In Christianity, on the protestant side, you just go to heaven or hell; done.
In Orthodoxy, you go to limbo for repentance and (depending on the view) will wait until judgment day (something exclusive to Judeo-Islamic derived religions) before ascending to heaven if you have repented and hell if you have not.
Judaism, on the other hand, has a very ambiguous and unstated account of Heaven where half of Judaism believes in a reincarnated Earth (essentially) as the “heaven” and the other think of it somewhat, but not quite, like the Christian heaven. Very little is discussed on hell other than a place where you basically cease to exist in some form, with possibly some rather terrible punishments just prior to evaporation.
This idea of heaven and hell dichotomy is by no means a universal religious concept.
By and large, most religions do not have such a thing.
That may seem odd to say today because we are so saturated with one branch of religion around the world which popularizes that idea in a mass array of forms, but the truth of the matter is that if you tally up all the world’s religions over time and currently present; the amount of them accounting for a heaven and a hell are quite few by comparison to those that do not.
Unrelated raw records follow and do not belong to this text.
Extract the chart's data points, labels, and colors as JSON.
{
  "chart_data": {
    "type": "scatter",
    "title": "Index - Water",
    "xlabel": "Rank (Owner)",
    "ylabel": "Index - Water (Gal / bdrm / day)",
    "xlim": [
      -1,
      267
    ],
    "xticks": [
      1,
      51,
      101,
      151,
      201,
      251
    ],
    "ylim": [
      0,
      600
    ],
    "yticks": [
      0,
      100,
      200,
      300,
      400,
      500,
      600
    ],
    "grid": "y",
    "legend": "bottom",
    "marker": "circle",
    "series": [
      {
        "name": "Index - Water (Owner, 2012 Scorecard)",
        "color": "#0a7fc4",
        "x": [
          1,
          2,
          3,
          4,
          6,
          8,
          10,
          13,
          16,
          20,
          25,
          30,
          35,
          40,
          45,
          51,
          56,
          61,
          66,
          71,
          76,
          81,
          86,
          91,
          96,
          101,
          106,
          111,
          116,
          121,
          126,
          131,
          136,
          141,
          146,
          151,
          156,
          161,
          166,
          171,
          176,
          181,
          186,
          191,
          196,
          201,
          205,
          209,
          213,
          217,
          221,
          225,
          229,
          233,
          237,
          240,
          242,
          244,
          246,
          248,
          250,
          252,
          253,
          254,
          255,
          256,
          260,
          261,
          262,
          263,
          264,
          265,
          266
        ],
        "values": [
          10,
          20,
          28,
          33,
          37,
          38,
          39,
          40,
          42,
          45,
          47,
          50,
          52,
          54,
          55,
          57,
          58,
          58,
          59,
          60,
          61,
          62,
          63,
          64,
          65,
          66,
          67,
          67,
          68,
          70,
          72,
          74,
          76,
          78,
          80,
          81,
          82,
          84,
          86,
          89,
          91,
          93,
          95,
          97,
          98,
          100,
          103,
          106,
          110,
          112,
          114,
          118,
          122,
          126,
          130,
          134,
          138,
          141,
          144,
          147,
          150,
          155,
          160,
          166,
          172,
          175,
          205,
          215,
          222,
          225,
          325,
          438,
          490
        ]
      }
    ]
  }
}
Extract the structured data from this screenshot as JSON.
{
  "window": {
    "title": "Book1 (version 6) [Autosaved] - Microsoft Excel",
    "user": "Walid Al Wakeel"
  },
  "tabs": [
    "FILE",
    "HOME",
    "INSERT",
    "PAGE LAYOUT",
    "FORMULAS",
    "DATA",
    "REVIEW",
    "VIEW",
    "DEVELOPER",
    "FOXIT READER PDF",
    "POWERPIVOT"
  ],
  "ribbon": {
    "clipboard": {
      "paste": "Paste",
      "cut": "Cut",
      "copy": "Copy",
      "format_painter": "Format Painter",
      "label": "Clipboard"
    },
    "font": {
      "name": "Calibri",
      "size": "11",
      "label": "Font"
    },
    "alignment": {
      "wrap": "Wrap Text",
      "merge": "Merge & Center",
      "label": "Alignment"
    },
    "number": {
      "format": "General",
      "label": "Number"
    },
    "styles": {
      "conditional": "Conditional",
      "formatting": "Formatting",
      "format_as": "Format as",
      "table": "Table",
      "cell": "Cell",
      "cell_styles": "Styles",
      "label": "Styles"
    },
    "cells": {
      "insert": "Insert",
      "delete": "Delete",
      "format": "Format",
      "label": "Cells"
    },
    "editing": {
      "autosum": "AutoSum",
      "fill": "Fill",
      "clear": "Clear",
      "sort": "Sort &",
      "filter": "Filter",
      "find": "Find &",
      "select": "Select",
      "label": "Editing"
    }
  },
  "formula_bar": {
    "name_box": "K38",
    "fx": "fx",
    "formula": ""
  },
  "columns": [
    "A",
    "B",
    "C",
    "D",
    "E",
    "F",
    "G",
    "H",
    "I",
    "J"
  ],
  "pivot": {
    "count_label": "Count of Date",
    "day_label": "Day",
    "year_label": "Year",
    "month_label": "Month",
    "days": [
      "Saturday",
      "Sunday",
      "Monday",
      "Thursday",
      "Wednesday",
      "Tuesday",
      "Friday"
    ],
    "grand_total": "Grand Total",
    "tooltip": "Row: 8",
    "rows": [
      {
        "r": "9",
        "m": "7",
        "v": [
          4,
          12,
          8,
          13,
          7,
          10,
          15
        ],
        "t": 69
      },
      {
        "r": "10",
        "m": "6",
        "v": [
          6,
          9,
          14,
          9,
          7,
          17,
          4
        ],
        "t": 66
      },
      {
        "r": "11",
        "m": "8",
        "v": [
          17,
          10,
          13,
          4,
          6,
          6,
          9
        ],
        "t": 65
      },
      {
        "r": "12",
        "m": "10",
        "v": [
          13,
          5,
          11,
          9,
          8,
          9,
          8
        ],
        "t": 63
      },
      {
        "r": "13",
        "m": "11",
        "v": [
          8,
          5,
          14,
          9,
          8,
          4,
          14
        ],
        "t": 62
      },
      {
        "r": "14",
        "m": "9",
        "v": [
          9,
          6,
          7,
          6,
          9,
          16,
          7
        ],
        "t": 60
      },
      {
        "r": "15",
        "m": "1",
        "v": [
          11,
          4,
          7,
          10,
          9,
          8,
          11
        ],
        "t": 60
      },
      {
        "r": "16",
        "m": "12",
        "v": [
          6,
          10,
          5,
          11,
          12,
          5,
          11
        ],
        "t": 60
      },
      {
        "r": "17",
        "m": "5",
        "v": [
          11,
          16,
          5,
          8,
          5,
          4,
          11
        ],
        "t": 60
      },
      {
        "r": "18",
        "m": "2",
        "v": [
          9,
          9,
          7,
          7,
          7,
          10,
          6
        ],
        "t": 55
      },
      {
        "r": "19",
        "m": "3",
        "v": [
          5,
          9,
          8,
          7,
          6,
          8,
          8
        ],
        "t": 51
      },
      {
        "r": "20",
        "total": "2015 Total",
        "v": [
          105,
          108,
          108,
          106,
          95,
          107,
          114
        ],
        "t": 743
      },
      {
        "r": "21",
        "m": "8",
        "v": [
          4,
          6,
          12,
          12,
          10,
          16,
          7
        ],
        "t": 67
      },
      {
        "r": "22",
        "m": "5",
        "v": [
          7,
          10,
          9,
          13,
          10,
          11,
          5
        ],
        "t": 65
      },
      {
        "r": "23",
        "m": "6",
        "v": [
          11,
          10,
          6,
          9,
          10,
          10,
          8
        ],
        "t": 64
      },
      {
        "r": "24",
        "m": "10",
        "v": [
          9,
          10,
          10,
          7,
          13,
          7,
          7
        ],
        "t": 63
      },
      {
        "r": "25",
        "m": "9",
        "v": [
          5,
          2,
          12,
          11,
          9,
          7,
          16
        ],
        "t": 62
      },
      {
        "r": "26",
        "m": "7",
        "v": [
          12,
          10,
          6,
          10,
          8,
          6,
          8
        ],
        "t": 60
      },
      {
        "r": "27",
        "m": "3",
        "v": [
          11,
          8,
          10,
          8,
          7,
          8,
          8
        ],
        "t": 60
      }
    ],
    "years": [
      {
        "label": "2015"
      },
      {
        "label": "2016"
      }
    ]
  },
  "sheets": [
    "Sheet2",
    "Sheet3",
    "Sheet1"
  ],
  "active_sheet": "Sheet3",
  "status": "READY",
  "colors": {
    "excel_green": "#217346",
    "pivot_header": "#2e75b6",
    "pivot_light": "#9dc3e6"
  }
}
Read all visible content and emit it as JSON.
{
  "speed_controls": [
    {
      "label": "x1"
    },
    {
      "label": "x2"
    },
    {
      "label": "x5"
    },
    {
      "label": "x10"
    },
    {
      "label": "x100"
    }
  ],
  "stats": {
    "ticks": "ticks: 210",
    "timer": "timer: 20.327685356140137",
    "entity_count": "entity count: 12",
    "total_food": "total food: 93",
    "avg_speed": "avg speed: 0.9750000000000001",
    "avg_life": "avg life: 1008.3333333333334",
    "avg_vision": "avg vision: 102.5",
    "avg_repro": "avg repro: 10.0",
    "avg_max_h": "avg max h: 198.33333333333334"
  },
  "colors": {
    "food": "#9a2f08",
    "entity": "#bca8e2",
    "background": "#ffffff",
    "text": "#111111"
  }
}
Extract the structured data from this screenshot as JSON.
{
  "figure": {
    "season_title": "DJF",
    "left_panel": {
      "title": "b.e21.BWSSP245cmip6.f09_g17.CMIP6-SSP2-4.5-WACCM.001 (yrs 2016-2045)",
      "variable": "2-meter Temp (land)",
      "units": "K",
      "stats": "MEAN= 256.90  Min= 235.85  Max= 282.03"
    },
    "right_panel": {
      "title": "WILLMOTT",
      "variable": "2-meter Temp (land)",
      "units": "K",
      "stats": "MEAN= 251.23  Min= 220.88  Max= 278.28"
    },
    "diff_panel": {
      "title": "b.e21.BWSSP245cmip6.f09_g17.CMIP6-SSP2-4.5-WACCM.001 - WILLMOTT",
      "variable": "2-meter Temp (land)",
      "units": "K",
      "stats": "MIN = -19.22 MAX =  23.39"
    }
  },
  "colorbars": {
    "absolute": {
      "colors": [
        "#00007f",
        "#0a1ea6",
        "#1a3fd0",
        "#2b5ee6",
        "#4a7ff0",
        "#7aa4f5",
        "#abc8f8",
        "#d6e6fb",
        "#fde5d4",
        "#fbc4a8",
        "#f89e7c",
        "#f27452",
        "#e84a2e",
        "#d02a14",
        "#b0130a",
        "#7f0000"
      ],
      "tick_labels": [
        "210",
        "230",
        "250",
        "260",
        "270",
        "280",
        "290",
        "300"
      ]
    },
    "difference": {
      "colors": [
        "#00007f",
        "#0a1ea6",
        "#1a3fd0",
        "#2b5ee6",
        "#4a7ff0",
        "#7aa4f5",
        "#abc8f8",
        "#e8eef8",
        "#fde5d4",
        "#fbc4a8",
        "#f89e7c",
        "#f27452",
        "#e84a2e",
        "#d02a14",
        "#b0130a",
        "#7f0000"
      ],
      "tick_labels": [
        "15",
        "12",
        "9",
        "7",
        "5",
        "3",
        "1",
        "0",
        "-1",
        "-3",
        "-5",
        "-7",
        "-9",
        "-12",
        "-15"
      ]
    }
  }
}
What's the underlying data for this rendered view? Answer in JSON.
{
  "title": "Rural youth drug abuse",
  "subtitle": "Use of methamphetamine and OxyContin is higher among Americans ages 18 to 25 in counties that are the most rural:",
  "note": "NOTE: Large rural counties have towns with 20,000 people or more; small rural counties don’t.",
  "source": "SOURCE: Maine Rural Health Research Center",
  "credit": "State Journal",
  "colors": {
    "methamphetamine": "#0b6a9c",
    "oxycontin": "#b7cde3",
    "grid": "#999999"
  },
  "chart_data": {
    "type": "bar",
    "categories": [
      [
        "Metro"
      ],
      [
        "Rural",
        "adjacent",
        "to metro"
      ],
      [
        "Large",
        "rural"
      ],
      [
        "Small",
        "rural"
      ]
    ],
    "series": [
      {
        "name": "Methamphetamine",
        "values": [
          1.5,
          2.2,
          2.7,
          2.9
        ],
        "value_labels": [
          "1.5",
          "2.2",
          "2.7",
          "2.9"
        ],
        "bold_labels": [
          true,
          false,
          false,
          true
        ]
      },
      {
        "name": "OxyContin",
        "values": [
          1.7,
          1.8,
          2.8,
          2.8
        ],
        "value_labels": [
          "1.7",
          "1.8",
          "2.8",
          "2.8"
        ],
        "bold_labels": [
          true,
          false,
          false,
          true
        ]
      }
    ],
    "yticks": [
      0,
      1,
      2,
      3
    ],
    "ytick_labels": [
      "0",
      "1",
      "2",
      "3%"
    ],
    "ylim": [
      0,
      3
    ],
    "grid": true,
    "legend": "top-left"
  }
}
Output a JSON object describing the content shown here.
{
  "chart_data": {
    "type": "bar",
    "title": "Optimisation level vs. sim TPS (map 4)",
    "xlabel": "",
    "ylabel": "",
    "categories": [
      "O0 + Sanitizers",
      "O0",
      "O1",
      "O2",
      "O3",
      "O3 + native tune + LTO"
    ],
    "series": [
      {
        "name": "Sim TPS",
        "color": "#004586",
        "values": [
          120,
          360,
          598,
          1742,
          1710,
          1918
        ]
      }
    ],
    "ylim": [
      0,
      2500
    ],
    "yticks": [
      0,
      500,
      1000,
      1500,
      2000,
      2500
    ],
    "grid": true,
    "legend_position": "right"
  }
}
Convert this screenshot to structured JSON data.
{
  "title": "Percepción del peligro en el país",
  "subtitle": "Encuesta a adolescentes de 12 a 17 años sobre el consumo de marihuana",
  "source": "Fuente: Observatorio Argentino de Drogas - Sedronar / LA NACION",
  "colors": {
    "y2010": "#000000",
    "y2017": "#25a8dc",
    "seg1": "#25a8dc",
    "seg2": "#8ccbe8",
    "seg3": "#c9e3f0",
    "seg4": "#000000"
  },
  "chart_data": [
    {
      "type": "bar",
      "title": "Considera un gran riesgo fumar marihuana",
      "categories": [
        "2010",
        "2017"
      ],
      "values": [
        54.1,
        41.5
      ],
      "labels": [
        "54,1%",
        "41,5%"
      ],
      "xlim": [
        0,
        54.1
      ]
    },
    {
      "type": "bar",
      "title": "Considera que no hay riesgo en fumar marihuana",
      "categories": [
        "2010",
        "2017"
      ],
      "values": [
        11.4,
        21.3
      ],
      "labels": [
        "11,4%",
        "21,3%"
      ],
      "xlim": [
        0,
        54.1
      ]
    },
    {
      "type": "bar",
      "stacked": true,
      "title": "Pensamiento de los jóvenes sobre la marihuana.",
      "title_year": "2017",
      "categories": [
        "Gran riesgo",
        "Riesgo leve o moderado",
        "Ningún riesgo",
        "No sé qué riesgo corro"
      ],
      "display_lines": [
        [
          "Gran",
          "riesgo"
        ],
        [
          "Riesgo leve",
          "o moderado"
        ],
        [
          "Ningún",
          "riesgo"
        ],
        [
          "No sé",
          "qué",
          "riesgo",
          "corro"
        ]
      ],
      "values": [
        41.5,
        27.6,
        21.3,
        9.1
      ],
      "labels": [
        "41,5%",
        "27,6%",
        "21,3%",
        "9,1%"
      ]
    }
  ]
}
So if I went by the basis of the mean of religious collective, I would have to say that the texts tell me that there is no such thing as a heaven or hell.
Now, if you mean to refer to only Judeo-Islamic derived traditions…then I don’t care.
If there is a heaven or hell, I’ll deal with that after this life is done.
Right now, I have this life; not that one.
I’m not going to spend this life focusing on some possible next life.
I have better things to give unto my soul here than an emptiness of this world for the next.